Created in 1942, the Legion of Merit Medal is granted to individuals who demonstrate an exceptional level of meritorious conduct. It may be awarded either to members of the United States Armed Forces or to members of foreign military and political bodies.
When presented to foreign officers, the award is given in four different degrees with slight variations according to rank: Chief Commander (ribbon with gold miniature of decoration and horizontal gold bar, joined to medal by laurel wreath), Commander (silver miniature and silver bar, joined by v-shape), Officer (gold miniature, no bar, joined by v-shape), and Legionnaire (undecorated ribbon, joined by v-shape).
No distinction in degree is made when the award is given to U.S. personnel, though the Legion of Merit is typically presented only to senior command or staff, with occasional exceptions. For the Army and Air Force, multiple awards may be indicated by oak leaf clusters; they may be signified by either stars or the Combat “V” device for the Navy, Marine Corps, and Coast Guard.
The Legion of Merit award is generally reserved for wartime feats but may in rare cases be granted during peacetime to recognize especially difficult or notable service. Additionally, the award may be given in recognition of the sustained performance of notable comportment or accomplishments.

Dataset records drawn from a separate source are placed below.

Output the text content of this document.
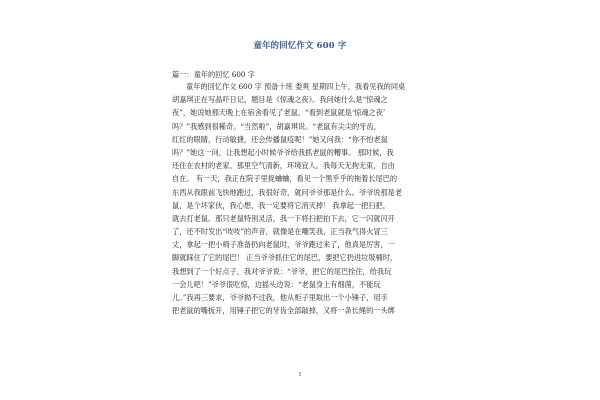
童年的回忆作文 600 字
篇一：童年的回忆 600 字
童年的回忆作文 600 字 预备十班 娄爽 星期四上午，我看见我的同桌
胡嘉琪正在写晶吓日记，题目是《惊魂之夜》。我问她什么是“惊魂之
夜”，她说她那天晚上在宿舍看见了老鼠。“看到老鼠就是‘惊魂之夜’
吗？”我感到很稀奇。“当然啦”，胡嘉琪说。“老鼠有尖尖的牙齿，
红红的眼睛，行动敏捷，还会传播鼠疫呢！”她又问我：“你不怕老鼠
吗？”她这一问，让我想起小时候爷爷给我抓老鼠的糟事。 那时候，我
还住在农村的老家。那里空气清新，环境宜人。我每天无拘无束，自由
自在。 有一天，我正在院子里捉蛐蛐，看见一个黑乎乎的拖着长尾巴的
东西从我眼前飞快地跑过，我很好奇，就问爷爷那是什么。爷爷说那是老
鼠，是个坏家伙，我心想，我一定要将它消灭掉！ 我拿起一把扫把，
就去打老鼠。那只老鼠特别灵活，我一下将扫把拍下去，它一闪就闪开
了，还不时发出“吱吱”的声音，就像是在嘲笑我，正当我气得火冒三
丈，拿起一把小椅子准备扔向老鼠时，爷爷跑过来了，他真是厉害，一
脚就踩住了它的尾巴！ 正当爷爷抓住它的尾巴，要把它扔进垃圾桶时，
我想到了一个好点子，我对爷爷说：“爷爷，把它的尾巴拴住，给我玩
一会儿吧！”爷爷很吃惊，边摇头边说：“老鼠身上有细菌，不能玩
儿。”我再三要求，爷爷拗不过我，他从柜子里取出一个小锤子，用手
把老鼠的嘴扳开，用锤子把它的牙齿全部敲掉，又将一条长绳的一头绑
1
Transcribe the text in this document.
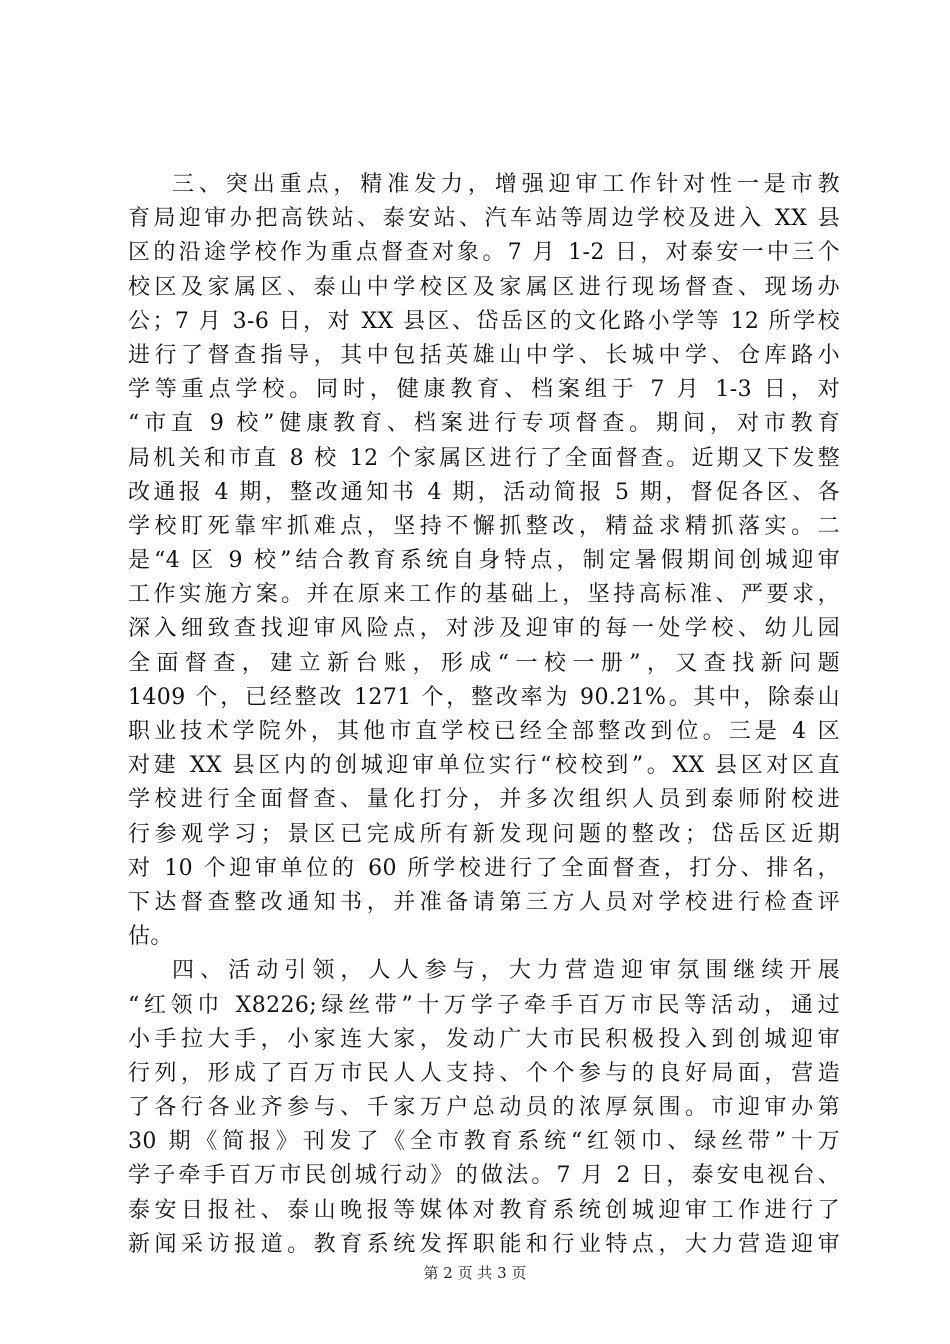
三、突出重点，精准发力，增强迎审工作针对性一是市教
育局迎审办把高铁站、泰安站、汽车站等周边学校及进入 XX 县
区的沿途学校作为重点督查对象。7 月 1-2 日，对泰安一中三个
校区及家属区、泰山中学校区及家属区进行现场督查、现场办
公；7 月 3-6 日，对 XX 县区、岱岳区的文化路小学等 12 所学校
进行了督查指导，其中包括英雄山中学、长城中学、仓库路小
学等重点学校。同时，健康教育、档案组于 7 月 1-3 日，对
“市直 9 校”健康教育、档案进行专项督查。期间，对市教育
局机关和市直 8 校 12 个家属区进行了全面督查。近期又下发整
改通报 4 期，整改通知书 4 期，活动简报 5 期，督促各区、各
学校盯死靠牢抓难点，坚持不懈抓整改，精益求精抓落实。二
是“4 区 9 校”结合教育系统自身特点，制定暑假期间创城迎审
工作实施方案。并在原来工作的基础上，坚持高标准、严要求，
深入细致查找迎审风险点，对涉及迎审的每一处学校、幼儿园
全面督查，建立新台账，形成“一校一册”，又查找新问题
1409 个，已经整改 1271 个，整改率为 90.21%。其中，除泰山
职业技术学院外，其他市直学校已经全部整改到位。三是 4 区
对建 XX 县区内的创城迎审单位实行“校校到”。XX 县区对区直
学校进行全面督查、量化打分，并多次组织人员到泰师附校进
行参观学习；景区已完成所有新发现问题的整改；岱岳区近期
对 10 个迎审单位的 60 所学校进行了全面督查，打分、排名，
下达督查整改通知书，并准备请第三方人员对学校进行检查评
估。
四、活动引领，人人参与，大力营造迎审氛围继续开展
“红领巾 X8226;绿丝带”十万学子牵手百万市民等活动，通过
小手拉大手，小家连大家，发动广大市民积极投入到创城迎审
行列，形成了百万市民人人支持、个个参与的良好局面，营造
了各行各业齐参与、千家万户总动员的浓厚氛围。市迎审办第
30 期《简报》刊发了《全市教育系统“红领巾、绿丝带”十万
学子牵手百万市民创城行动》的做法。7 月 2 日，泰安电视台、
泰安日报社、泰山晚报等媒体对教育系统创城迎审工作进行了
新闻采访报道。教育系统发挥职能和行业特点，大力营造迎审
第 2 页 共 3 页
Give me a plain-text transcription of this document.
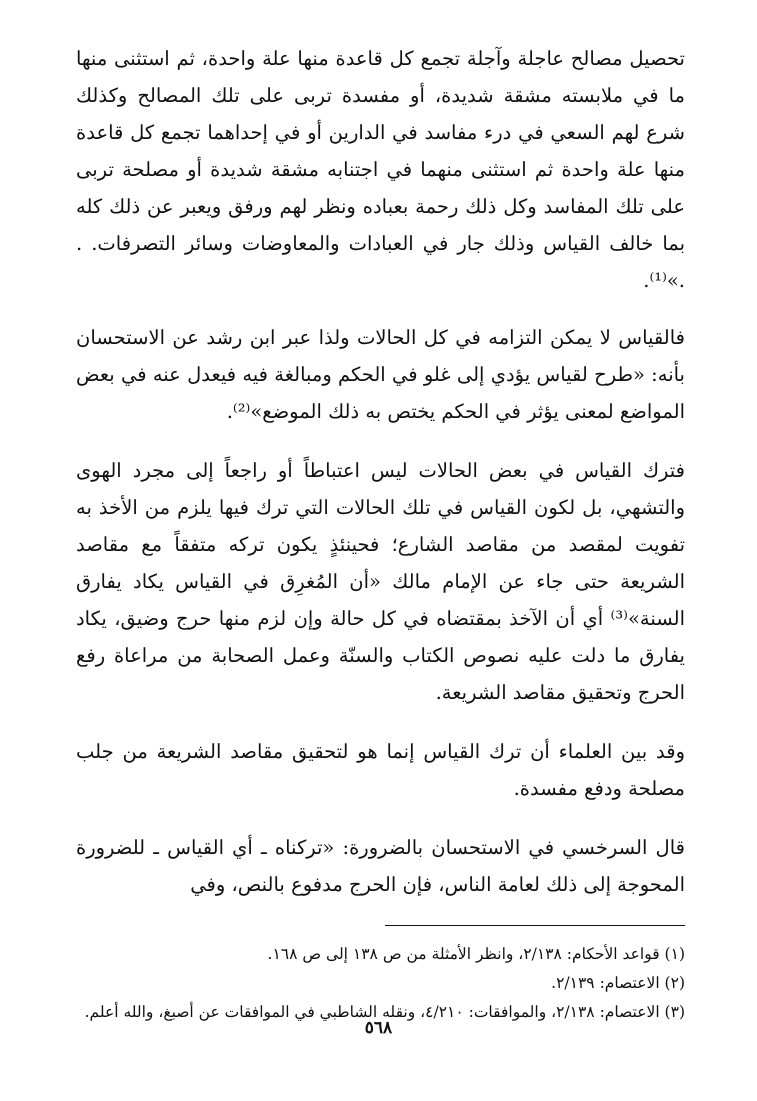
تحصيل مصالح عاجلة وآجلة تجمع كل قاعدة منها علة واحدة، ثم استثنى منها ما في ملابسته مشقة شديدة، أو مفسدة تربى على تلك المصالح وكذلك شرع لهم السعي في درء مفاسد في الدارين أو في إحداهما تجمع كل قاعدة منها علة واحدة ثم استثنى منهما في اجتنابه مشقة شديدة أو مصلحة تربى على تلك المفاسد وكل ذلك رحمة بعباده ونظر لهم ورفق ويعبر عن ذلك كله بما خالف القياس وذلك جار في العبادات والمعاوضات وسائر التصرفات. . .»⁽¹⁾.

فالقياس لا يمكن التزامه في كل الحالات ولذا عبر ابن رشد عن الاستحسان بأنه: «طرح لقياس يؤدي إلى غلو في الحكم ومبالغة فيه فيعدل عنه في بعض المواضع لمعنى يؤثر في الحكم يختص به ذلك الموضع»⁽²⁾.

فترك القياس في بعض الحالات ليس اعتباطاً أو راجعاً إلى مجرد الهوى والتشهي، بل لكون القياس في تلك الحالات التي ترك فيها يلزم من الأخذ به تفويت لمقصد من مقاصد الشارع؛ فحينئذٍ يكون تركه متفقاً مع مقاصد الشريعة حتى جاء عن الإمام مالك «أن المُغرِق في القياس يكاد يفارق السنة»⁽³⁾ أي أن الآخذ بمقتضاه في كل حالة وإن لزم منها حرج وضيق، يكاد يفارق ما دلت عليه نصوص الكتاب والسنّة وعمل الصحابة من مراعاة رفع الحرج وتحقيق مقاصد الشريعة.

وقد بين العلماء أن ترك القياس إنما هو لتحقيق مقاصد الشريعة من جلب مصلحة ودفع مفسدة.

قال السرخسي في الاستحسان بالضرورة: «تركناه ـ أي القياس ـ للضرورة المحوجة إلى ذلك لعامة الناس، فإن الحرج مدفوع بالنص، وفي

(١) قواعد الأحكام: ٢/١٣٨، وانظر الأمثلة من ص ١٣٨ إلى ص ١٦٨.

(٢) الاعتصام: ٢/١٣٩.

(٣) الاعتصام: ٢/١٣٨، والموافقات: ٤/٢١٠، ونقله الشاطبي في الموافقات عن أصبغ، والله أعلم.

٥٦٨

Along with the Medal of Honor, the Legion of Merit is one of only two U.S. military awards in the form of neck orders. The medal itself is a five-pointed white star with crimson trim. The center is a blue circle with 13 white stars and is surrounded by a wreath of gold clouds. Each point of the star features a gold ball on the tip, and the star is back by a wreath of green laurel and crossed gold arrows. A gold bow appears on the bottom of the medal.
The reverse of the medal reads “UNITED STATES OF AMERICA” and includes a disk onto which the name of the recipient is engraved.